Il fit remarquer qu'il était plus courant de considérer nos proches parents en fonction de leur bienveillance à notre égard que de la souffrance qu'ils peuvent endurer. Il souligna que l'essence des vœux de bodhisattva est d'éviter de nuire aux autres et de les aider chaque fois que cela est possible.
Il rappela à ses auditeurs que s'ils veulent éliminer les trois poisons précédemment mentionnés dans le verset, ils doivent développer la lumière de la sagesse. Il revint sur le fait que le matin au réveil, il générait tout d'abord la bodhicitta et rafraîchissait ses vœux de bodhisattva. Il récite ensuite l’Hymne à la production dépendante et des versets connexes de Nagarjouna avant de réfléchir à la nature de la personne.
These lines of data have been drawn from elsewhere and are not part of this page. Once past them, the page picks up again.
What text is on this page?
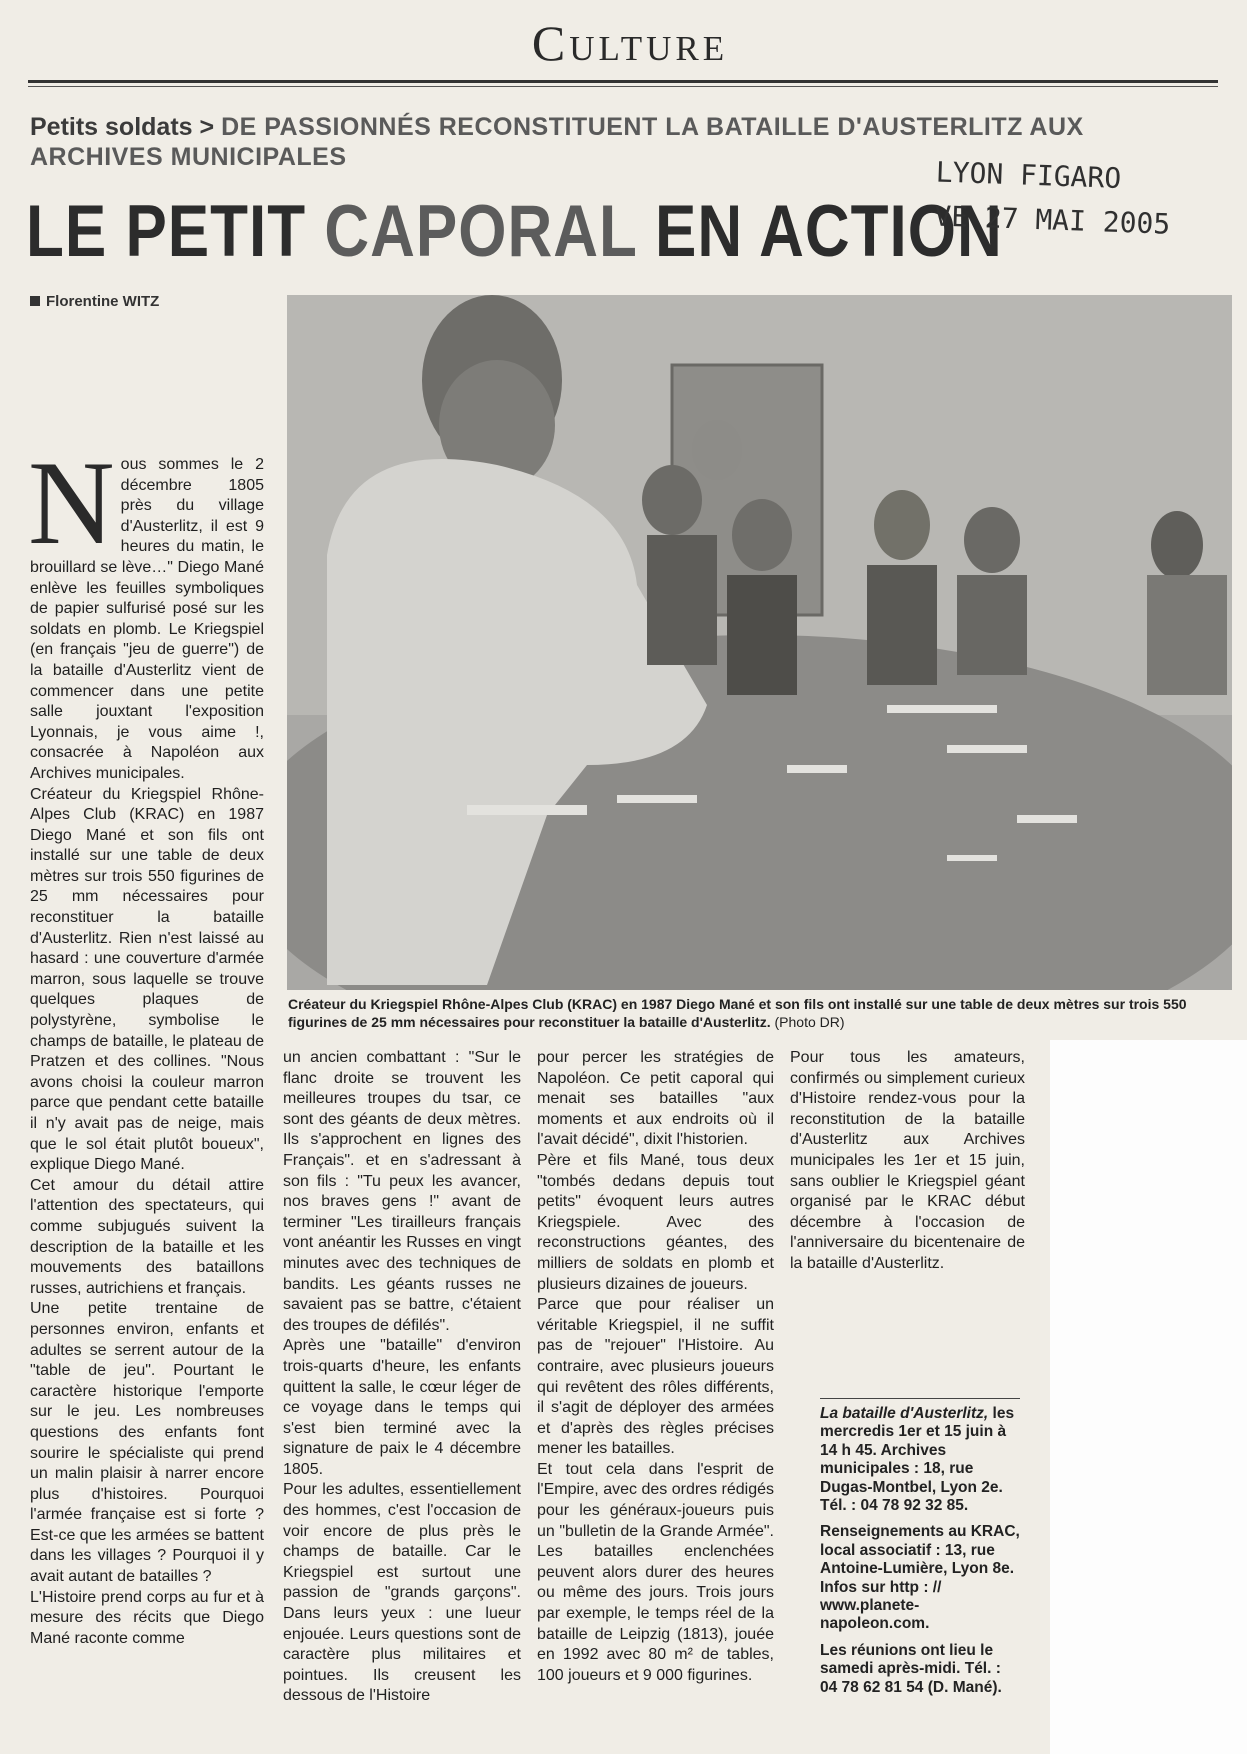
Culture
Petits soldats > DE PASSIONNÉS RECONSTITUENT LA BATAILLE D'AUSTERLITZ AUX ARCHIVES MUNICIPALES
LE PETIT CAPORAL EN ACTION
LYON FIGARO
VE 27 MAI 2005
Florentine WITZ
Créateur du Kriegspiel Rhône-Alpes Club (KRAC) en 1987 Diego Mané et son fils ont installé sur une table de deux mètres sur trois 550 figurines de 25 mm nécessaires pour reconstituer la bataille d'Austerlitz. (Photo DR)
N ous sommes le 2 décembre 1805 près du village d'Austerlitz, il est 9 heures du matin, le brouillard se lève…" Diego Mané enlève les feuilles symboliques de papier sulfurisé posé sur les soldats en plomb. Le Kriegspiel (en français "jeu de guerre") de la bataille d'Austerlitz vient de commencer dans une petite salle jouxtant l'exposition Lyonnais, je vous aime !, consacrée à Napoléon aux Archives municipales.

Créateur du Kriegspiel Rhône-Alpes Club (KRAC) en 1987 Diego Mané et son fils ont installé sur une table de deux mètres sur trois 550 figurines de 25 mm nécessaires pour reconstituer la bataille d'Austerlitz. Rien n'est laissé au hasard : une couverture d'armée marron, sous laquelle se trouve quelques plaques de polystyrène, symbolise le champs de bataille, le plateau de Pratzen et des collines. "Nous avons choisi la couleur marron parce que pendant cette bataille il n'y avait pas de neige, mais que le sol était plutôt boueux", explique Diego Mané.

Cet amour du détail attire l'attention des spectateurs, qui comme subjugués suivent la description de la bataille et les mouvements des bataillons russes, autrichiens et français.

Une petite trentaine de personnes environ, enfants et adultes se serrent autour de la "table de jeu". Pourtant le caractère historique l'emporte sur le jeu. Les nombreuses questions des enfants font sourire le spécialiste qui prend un malin plaisir à narrer encore plus d'histoires. Pourquoi l'armée française est si forte ? Est-ce que les armées se battent dans les villages ? Pourquoi il y avait autant de batailles ?

L'Histoire prend corps au fur et à mesure des récits que Diego Mané raconte comme

un ancien combattant : "Sur le flanc droite se trouvent les meilleures troupes du tsar, ce sont des géants de deux mètres. Ils s'approchent en lignes des Français". et en s'adressant à son fils : "Tu peux les avancer, nos braves gens !" avant de terminer "Les tirailleurs français vont anéantir les Russes en vingt minutes avec des techniques de bandits. Les géants russes ne savaient pas se battre, c'étaient des troupes de défilés".

Après une "bataille" d'environ trois-quarts d'heure, les enfants quittent la salle, le cœur léger de ce voyage dans le temps qui s'est bien terminé avec la signature de paix le 4 décembre 1805.

Pour les adultes, essentiellement des hommes, c'est l'occasion de voir encore de plus près le champs de bataille. Car le Kriegspiel est surtout une passion de "grands garçons". Dans leurs yeux : une lueur enjouée. Leurs questions sont de caractère plus militaires et pointues. Ils creusent les dessous de l'Histoire

pour percer les stratégies de Napoléon. Ce petit caporal qui menait ses batailles "aux moments et aux endroits où il l'avait décidé", dixit l'historien.

Père et fils Mané, tous deux "tombés dedans depuis tout petits" évoquent leurs autres Kriegspiele. Avec des reconstructions géantes, des milliers de soldats en plomb et plusieurs dizaines de joueurs.

Parce que pour réaliser un véritable Kriegspiel, il ne suffit pas de "rejouer" l'Histoire. Au contraire, avec plusieurs joueurs qui revêtent des rôles différents, il s'agit de déployer des armées et d'après des règles précises mener les batailles.

Et tout cela dans l'esprit de l'Empire, avec des ordres rédigés pour les généraux-joueurs puis un "bulletin de la Grande Armée". Les batailles enclenchées peuvent alors durer des heures ou même des jours. Trois jours par exemple, le temps réel de la bataille de Leipzig (1813), jouée en 1992 avec 80 m² de tables, 100 joueurs et 9 000 figurines.

Pour tous les amateurs, confirmés ou simplement curieux d'Histoire rendez-vous pour la reconstitution de la bataille d'Austerlitz aux Archives municipales les 1er et 15 juin, sans oublier le Kriegspiel géant organisé par le KRAC début décembre à l'occasion de l'anniversaire du bicentenaire de la bataille d'Austerlitz.

La bataille d'Austerlitz, les mercredis 1er et 15 juin à 14 h 45. Archives municipales : 18, rue Dugas-Montbel, Lyon 2e. Tél. : 04 78 92 32 85.

Renseignements au KRAC, local associatif : 13, rue Antoine-Lumière, Lyon 8e. Infos sur http : // www.planete-napoleon.com.

Les réunions ont lieu le samedi après-midi. Tél. : 04 78 62 81 54 (D. Mané).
Si l'on ne comprend pas tout de suite les explications d'un lama, il conseilla d'écouter et d’y réfléchir encore et encore. Il se peut cependant que ce qui a été enseigné soit en contradiction avec ce qui est expliqué dans les grands traités. La clé est de ne pas accepter ce que quelqu'un dit sans le remettre en question. Vous devez l'examiner et faire usage de la raison.
Alors que la session touchait à sa fin, Sa Sainteté annonça qu'il allait revoir le yoga de l'esprit d’éveil universel qu'il avait enseigné hier. Il suggéra que les disciples du Bouddha ne devaient pas nuire aux autres et devaient faire preuve de patience lorsque les autres leur nuisent ; ils devaient s'efforcer de cultiver la bodhicitta, en aspirant à devenir un bouddha pour le bien de tous les êtres. Cette bodhicitta orientée vers l'éveil se transforme en un disque de lune blanche au niveau du cœur.
Ensuite, il encouragea à examiner qui est le je qui aspire à réaliser l’éveil. Il recommanda de réfléchir à un verset des Stances fondamentales de Nagarjouna :
Ni les agrégats, ni différent des agrégats,
Les agrégats ne sont pas (dépendants) de lui, pas plus qu’il n'est (dépendant) des agrégats.
Le Tathagata ne possède pas les agrégats.
Le Tathagata, qu'est-il d’autre ? XXII/1
En réfléchissant au vide d'existence primordiale de toute chose, l'esprit méditant sur la vacuité se transforme en un vajra blanc debout sur la lune au niveau du cœur.
« Je fais cette pratique tous les jours, déclara Sa Sainteté, et vous aussi pouvez la faire aussi souvent que possible. »
Il récita une prière de dédicaces et la session du jour prit fin.